The refinery clarified that its sales of petroleum products in Naira have exceeded the value of Naira-denominated crude oil received to date. As a result, the temporary adjustment to dollar-based sales is necessary to maintain financial stability and operational efficiency.
Clarification on Fraud Allegations
The management also addressed rumors circulating online alleging that the suspension was due to ticketing fraud. The refinery categorically denied these claims, describing them as “malicious falsehood.”
“Our attention has also been drawn to reports on the internet claiming that we are stopping loading due to an incident of ticketing fraud. This is malicious falsehood. Our systems are robust, and we have had no fraud issues,” the statement read.

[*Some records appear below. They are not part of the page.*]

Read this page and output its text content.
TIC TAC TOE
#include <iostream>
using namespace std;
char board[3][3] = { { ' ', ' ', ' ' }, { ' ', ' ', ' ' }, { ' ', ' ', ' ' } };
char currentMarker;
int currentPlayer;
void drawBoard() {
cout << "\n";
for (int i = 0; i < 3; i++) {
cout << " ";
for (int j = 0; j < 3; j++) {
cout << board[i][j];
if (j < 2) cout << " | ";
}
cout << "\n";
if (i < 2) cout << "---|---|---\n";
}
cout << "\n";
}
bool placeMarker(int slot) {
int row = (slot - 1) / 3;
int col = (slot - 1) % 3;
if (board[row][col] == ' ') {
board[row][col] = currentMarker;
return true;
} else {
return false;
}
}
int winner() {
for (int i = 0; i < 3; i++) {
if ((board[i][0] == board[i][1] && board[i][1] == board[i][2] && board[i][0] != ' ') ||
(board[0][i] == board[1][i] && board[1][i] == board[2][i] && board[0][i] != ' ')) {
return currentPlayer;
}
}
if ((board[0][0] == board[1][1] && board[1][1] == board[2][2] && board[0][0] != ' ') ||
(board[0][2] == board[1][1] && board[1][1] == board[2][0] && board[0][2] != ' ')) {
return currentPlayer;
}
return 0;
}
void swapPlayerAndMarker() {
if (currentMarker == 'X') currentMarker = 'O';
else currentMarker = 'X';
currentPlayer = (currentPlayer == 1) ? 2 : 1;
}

Commitment to the Nigerian Market
Dangote Petroleum Refinery reaffirmed its commitment to serving the Nigerian market efficiently and sustainably. The refinery assured customers that sales in Naira would resume as soon as it receives an allocation of Naira-denominated crude cargoes from the Nigerian National Petroleum Company Limited (NNPC).
“We remain committed to serving the Nigerian market efficiently and sustainably. As soon as we receive an allocation of Naira-denominated crude cargoes from NNPC, we will promptly resume petroleum product sales in Naira,” the statement added.
Implications for the Nigerian Economy
The temporary suspension of Naira-denominated sales highlights the challenges faced by refineries in managing currency mismatches in a volatile economic environment. The decision underscores the importance of aligning revenue streams with procurement obligations to ensure financial stability and operational continuity.
For consumers, the suspension may lead to short-term disruptions in the availability of petroleum products, particularly for those who rely on Naira transactions. However, the refinery’s assurance of a prompt resumption of Naira sales once Naira-denominated crude is received provides some reassurance.

Broader Industry Impact
The move by Dangote Petroleum Refinery reflects broader issues within Nigeria’s oil and gas sector, including the need for a more stable and predictable foreign exchange regime. The reliance on dollar-denominated crude purchases exposes refineries to currency risks, which can impact pricing and availability of petroleum products.
Stakeholders are calling for policy measures to address these challenges, including increased allocation of Naira-denominated crude to local refineries and reforms to stabilize the foreign exchange market.
Next Steps
As Dangote Petroleum Refinery works to resolve the currency mismatch, stakeholders will be closely monitoring developments in the sector. The resumption of Naira-denominated sales will depend on the refinery’s ability to secure Naira-denominated crude cargoes from NNPC.
The refinery’s management expressed gratitude to its customers for their understanding and cooperation during this period, emphasizing its commitment to maintaining transparency and efficiency in its operations.